Coffeeshops are establishments in the Netherlands where the sale of cannabis for personal consumption by the public is tolerated by the local authorities.
Under the drug policy of the Netherlands, the sale of cannabis products in small quantities is allowed by 'licensed' coffee shops.
The majority of these "coffeeshops" (in Dutch written as one word) also serve drinks and food.
It is not allowed for a coffeeshop to serve alcohol or other drugs (a policy that is universally adhered to).
The idea of coffeeshops was introduced in the 1970s for the explicit purpose of keeping hard and soft drugs separated.
Many at the borders sell mostly to foreigners (mostly from Belgium, Germany and France), who can also buy marijuana in their own countries, but prefer the legality and higher product quality of Dutch coffeeshops.
Dutch coffeehouses not serving marijuana are called koffiehuis (literally "coffee house"), while a café is the equivalent of a bar.

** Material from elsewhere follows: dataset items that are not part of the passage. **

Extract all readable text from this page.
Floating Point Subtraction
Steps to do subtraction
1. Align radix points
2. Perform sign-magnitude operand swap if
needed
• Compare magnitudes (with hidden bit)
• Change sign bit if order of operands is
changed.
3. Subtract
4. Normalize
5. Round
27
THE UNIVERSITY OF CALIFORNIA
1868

In the Netherlands, the selling of cannabis is "illegal, but not punishable", so the law is not enforced in establishments following these nationwide rules:
* no advertising
* no hard drug sales on the premises
* no sales to children (under Dutch law that is people under the age of 18)
* no sales transactions exceeding a quantity threshold (5 grams)
* no public disturbances
Coffeeshops and the law
For some offences, a business may be forced to close for three months, for others, completely; all this is detailed in official policies.

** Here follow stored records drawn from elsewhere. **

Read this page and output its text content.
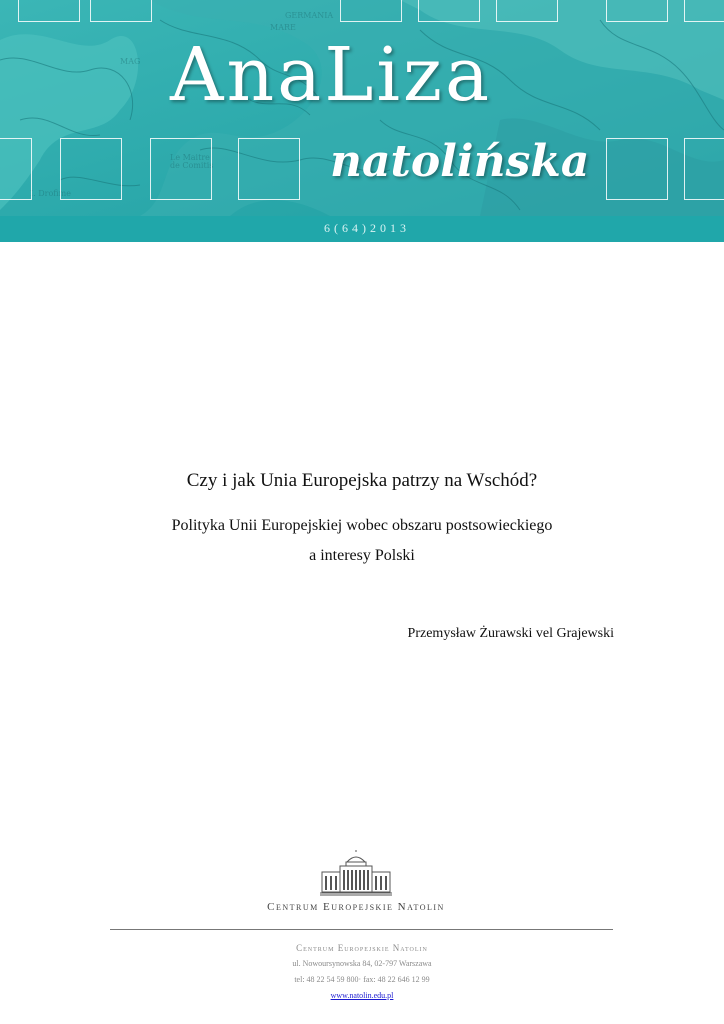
GERMANIA
MARE
Le Maitre
de Comitis
I. Drofime
MAG AnaLiza
natolińska
6(64)2013
Czy i jak Unia Europejska patrzy na Wschód?
Polityka Unii Europejskiej wobec obszaru postsowieckiego
a interesy Polski
Przemysław Żurawski vel Grajewski
Centrum Europejskie Natolin
Centrum Europejskie Natolin
ul. Nowoursynowska 84, 02-797 Warszawa
tel: 48 22 54 59 800· fax: 48 22 646 12 99
www.natolin.edu.pl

The Shops are no longer allowed to sell alcohol. Most coffee shops advertise, and the constraint is more moderating than outright prohibitive.
In a gesture of discretion still technically required, many coffee shops keep the cannabis menu below the counter, even when the cannabis itself is in more-or-less plain view.

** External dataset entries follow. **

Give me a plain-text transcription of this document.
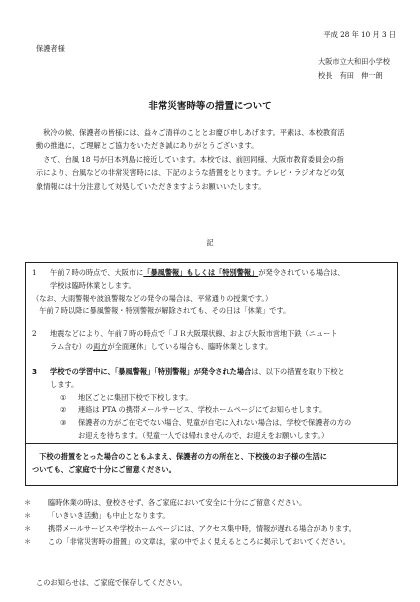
平成 28 年 10 月 3 日
保護者様
大阪市立大和田小学校
校長　有田　伸一朗
非常災害時等の措置について

　秋冷の候、保護者の皆様には、益々ご清祥のこととお慶び申しあげます。平素は、本校教育活

動の推進に、ご理解とご協力をいただき誠にありがとうございます。

　さて、台風 18 号が日本列島に接近しています。本校では、前回同様、大阪市教育委員会の指

示により、台風などの非常災害時には、下記のような措置をとります。テレビ・ラジオなどの気

象情報には十分注意して対処していただきますようお願いいたします。

記

1 午前７時の時点で、大阪市に「暴風警報」もしくは「特別警報」が発令されている場合は、

学校は臨時休業とします。

（なお、大雨警報や波浪警報などの発令の場合は、平常通りの授業です。）

　午前７時以降に暴風警報・特別警報が解除されても、その日は「休業」です。

2 地震などにより、午前７時の時点で「ＪＲ大阪環状線、および大阪市営地下鉄（ニュート

ラム含む）の両方が全面運休」している場合も、臨時休業とします。

3 学校での学習中に、「暴風警報」「特別警報」が発令された場合は、以下の措置を取り下校と

します。

① 地区ごとに集団下校で下校します。

② 連絡は PTA の携帯メールサービス、学校ホームページにてお知らせします。

③ 保護者の方がご在宅でない場合、児童が自宅に入れない場合は、学校で保護者の方の

お迎えを待ちます。（児童一人では帰れませんので、お迎えをお願いします。）

　下校の措置をとった場合のこともふまえ、保護者の方の所在と、下校後のお子様の生活に

ついても、ご家庭で十分にご留意ください。

＊ 臨時休業の時は、登校させず、各ご家庭において安全に十分にご留意ください。

＊ 「いきいき活動」も中止となります。

＊ 携帯メールサービスや学校ホームページには、アクセス集中時，情報が遅れる場合があります。

＊ この「非常災害時の措置」の文章は，家の中でよく見えるところに掲示しておいてください。

このお知らせは、ご家庭で保存してください。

Dutch coffee shops often fly red-yellow-green Ethiopian flags, other symbols of the Rastafari movement, or depiction of palm leaves to indicate that they sell cannabis, as a consequence of the official ban on direct advertising.
This aesthetic attracted many public artists who get commissions to create murals in the coffee shops and use the Rastafari and reggae related imagery.
Any shops selling soft drugs to minors, hard drugs or coffee shops selling alcohol without a license, are immediately closed.
These shops provide non-contaminated cannabis products (and hence are as safe as store-bought tobacco, as far as unexpected chemicals are concerned).
Cannabis and any food products containing cannabis are generally clearly identified to prevent accidental consumption.
As of 2009 the sale of THC cookies and brownies known as space cakes in coffee shops is prohibited, although it is not difficult to find shops that sell them.
Smoking joints has been common in cannabis coffee shops.
However, since 1 July 2008 there is a tobacco smoking ban in the Netherlands which allows smoking joints containing tobacco in a separate smoking room only.
Bongs and pure cannabis joints can still be smoked inside the premises and is encouraged.
However, most coffee shops still sell mixed joints/ spliffs, i.e. those with tobacco mixed with marijuana, and have made customers smoke in upstairs or downstairs rooms.
In some shops, however, the separation room rule is only as 'separate' as the smoking/non-smoking 'separation' sections in many restaurants and bars around the world.